Verfahren zur regelmäßigen Überprüfung

  • Regelmäßige Überprüfung und Aktualisierung der Sicherheitsmaßnahmen
  • Zeitnahes Einspielen von Sicherheitsupdates
  • Dokumentation aller Maßnahmen und Vorfälle

§ 8 Betroffenenrechte

(1) Der Auftragnehmer unterstützt den Auftraggeber bei der Erfüllung von Anfragen betroffener Personen (Art. 15–22 DSGVO).

(2) Wendet sich eine betroffene Person direkt an den Auftragnehmer, wird dieser die Anfrage unverzüglich an den Auftraggeber weiterleiten.

(3) Die Anwendung bietet dem Auftraggeber Funktionen zum Export und zur Löschung personenbezogener Daten, um Betroffenenanfragen eigenständig zu erfüllen.

§ 9 Löschung und Rückgabe

(1) Nach Beendigung des Hauptvertrages hat der Auftraggeber 30 Tage Zeit, alle personenbezogenen Daten über die Exportfunktion der Anwendung herunterzuladen.

(2) Nach Ablauf der 30-Tage-Frist löscht der Auftragnehmer sämtliche personenbezogenen Daten des Auftraggebers unwiderruflich, soweit nicht gesetzliche Aufbewahrungspflichten eine weitere Speicherung erfordern.

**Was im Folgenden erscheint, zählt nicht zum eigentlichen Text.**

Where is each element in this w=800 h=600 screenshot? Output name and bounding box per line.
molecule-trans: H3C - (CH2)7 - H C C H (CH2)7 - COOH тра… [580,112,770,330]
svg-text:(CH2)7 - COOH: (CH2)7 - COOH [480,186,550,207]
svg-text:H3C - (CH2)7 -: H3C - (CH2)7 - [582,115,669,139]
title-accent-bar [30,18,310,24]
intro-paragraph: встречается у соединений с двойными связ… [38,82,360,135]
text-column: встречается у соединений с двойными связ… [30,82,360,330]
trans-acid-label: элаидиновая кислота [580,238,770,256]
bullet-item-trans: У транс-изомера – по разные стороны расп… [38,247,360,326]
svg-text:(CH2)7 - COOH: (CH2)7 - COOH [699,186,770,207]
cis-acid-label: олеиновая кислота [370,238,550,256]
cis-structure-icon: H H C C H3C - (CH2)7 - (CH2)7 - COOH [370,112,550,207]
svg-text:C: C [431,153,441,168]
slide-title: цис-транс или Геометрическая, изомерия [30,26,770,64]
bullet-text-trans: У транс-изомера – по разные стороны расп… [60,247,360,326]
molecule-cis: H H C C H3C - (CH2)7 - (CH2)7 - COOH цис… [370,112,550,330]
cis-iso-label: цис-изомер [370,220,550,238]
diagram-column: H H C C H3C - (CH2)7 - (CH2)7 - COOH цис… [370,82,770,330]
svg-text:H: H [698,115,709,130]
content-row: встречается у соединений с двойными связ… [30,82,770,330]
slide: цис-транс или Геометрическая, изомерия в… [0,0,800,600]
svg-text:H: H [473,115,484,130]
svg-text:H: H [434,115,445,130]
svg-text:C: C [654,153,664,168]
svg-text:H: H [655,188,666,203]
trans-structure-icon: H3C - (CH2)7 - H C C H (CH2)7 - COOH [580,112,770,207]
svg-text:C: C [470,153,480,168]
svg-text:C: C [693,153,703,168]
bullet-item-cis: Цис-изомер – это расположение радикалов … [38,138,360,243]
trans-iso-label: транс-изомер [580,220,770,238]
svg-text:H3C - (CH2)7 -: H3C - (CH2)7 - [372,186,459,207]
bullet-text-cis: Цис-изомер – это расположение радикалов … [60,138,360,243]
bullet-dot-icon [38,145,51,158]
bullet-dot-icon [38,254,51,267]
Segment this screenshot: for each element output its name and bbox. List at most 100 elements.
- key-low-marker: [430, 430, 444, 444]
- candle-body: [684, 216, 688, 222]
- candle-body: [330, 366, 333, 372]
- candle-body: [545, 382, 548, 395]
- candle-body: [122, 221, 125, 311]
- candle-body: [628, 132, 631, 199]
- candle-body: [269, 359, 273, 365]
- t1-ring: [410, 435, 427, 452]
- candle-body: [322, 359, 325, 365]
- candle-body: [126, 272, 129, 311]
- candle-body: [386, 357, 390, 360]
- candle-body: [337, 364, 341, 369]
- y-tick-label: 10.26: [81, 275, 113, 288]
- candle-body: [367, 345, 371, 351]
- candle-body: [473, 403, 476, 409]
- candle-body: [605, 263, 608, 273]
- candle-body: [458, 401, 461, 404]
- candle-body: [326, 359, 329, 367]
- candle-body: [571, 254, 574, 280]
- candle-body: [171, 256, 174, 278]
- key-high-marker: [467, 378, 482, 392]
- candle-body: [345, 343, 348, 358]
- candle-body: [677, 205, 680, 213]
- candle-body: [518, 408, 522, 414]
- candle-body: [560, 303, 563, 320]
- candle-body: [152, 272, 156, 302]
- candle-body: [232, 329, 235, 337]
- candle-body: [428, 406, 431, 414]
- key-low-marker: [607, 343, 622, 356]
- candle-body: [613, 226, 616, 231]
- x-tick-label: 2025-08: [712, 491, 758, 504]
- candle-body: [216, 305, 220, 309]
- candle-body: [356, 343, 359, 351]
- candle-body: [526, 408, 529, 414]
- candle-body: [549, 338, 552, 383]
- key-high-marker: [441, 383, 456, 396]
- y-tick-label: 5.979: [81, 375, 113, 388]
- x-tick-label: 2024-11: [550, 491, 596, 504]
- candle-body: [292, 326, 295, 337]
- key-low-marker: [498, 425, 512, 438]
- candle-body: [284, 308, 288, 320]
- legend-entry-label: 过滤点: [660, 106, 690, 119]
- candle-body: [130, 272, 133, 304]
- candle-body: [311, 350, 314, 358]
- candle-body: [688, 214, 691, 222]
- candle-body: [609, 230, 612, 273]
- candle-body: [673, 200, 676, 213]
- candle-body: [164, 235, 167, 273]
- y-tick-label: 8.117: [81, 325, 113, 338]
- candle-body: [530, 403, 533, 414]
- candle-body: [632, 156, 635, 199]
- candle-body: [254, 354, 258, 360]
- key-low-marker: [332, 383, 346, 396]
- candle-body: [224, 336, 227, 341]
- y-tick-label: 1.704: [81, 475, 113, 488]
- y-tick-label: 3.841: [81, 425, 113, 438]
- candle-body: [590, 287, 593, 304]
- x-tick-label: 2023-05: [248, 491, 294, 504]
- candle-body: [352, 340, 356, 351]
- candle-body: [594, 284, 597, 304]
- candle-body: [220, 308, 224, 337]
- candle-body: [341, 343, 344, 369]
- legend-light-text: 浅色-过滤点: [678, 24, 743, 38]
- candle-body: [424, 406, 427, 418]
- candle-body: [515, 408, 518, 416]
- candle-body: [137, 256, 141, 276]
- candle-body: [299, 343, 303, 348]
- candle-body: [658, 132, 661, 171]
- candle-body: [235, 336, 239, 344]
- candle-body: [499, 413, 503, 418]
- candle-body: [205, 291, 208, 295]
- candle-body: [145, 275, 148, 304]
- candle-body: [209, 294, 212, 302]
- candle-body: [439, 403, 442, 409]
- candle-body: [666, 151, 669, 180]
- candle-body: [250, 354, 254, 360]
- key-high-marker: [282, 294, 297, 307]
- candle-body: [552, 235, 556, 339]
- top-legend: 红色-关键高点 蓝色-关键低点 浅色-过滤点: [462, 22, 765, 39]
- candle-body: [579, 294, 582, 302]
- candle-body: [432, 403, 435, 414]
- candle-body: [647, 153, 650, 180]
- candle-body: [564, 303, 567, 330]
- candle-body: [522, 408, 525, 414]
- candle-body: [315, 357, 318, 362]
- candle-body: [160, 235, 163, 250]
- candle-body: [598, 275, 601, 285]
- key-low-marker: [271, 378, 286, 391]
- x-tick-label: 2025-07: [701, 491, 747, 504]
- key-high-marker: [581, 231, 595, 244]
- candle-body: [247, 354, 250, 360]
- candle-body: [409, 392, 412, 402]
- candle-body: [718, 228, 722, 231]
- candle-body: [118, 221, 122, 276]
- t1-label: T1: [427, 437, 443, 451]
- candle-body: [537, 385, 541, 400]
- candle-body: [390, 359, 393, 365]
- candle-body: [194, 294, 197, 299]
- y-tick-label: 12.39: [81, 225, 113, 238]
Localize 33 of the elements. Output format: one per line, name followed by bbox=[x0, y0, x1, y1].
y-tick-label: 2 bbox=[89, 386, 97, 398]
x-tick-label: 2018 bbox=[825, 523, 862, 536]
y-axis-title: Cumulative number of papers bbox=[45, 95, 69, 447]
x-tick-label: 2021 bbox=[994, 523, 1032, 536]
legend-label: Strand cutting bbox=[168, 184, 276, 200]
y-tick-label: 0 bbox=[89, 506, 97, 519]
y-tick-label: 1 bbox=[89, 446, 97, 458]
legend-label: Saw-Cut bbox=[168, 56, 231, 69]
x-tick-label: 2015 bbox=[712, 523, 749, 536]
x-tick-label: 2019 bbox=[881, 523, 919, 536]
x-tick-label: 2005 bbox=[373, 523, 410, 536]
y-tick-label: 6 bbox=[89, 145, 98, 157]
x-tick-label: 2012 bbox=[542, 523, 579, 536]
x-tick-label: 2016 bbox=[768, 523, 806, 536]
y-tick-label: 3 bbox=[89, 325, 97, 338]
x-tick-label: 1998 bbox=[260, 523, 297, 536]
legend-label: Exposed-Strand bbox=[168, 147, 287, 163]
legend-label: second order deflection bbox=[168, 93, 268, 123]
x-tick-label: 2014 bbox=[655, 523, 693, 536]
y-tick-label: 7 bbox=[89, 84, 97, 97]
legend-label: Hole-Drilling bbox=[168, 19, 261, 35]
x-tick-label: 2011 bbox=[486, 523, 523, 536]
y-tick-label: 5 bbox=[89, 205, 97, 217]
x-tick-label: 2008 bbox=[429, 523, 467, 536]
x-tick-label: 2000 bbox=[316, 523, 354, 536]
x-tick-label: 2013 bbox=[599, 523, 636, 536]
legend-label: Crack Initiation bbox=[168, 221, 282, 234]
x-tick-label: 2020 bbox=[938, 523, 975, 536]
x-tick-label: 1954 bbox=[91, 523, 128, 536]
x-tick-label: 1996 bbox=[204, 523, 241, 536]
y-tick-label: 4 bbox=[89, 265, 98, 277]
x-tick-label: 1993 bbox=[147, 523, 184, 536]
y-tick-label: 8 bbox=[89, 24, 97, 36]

(3) Der Auftragnehmer bestätigt die vollständige Löschung auf Anfrage des Auftraggebers schriftlich.

§ 10 Kontrollrechte

(1) Der Auftraggeber hat das Recht, die Einhaltung dieses AVV und der technischen und organisatorischen Maßnahmen zu überprüfen. Kontrollen können durch schriftliche Anfragen oder bei begründetem Anlass durch Vor-Ort-Inspektionen nach angemessener Vorankündigung erfolgen.

(2) Der Auftragnehmer stellt dem Auftraggeber alle erforderlichen Informationen zum Nachweis der Einhaltung der Pflichten nach Art. 28 DSGVO zur Verfügung und ermöglicht Überprüfungen einschließlich Inspektionen.

(3) Der Auftragnehmer kann aktuelle Zertifizierungen, Prüfberichte oder Auszüge daraus als Nachweis der Einhaltung vorlegen.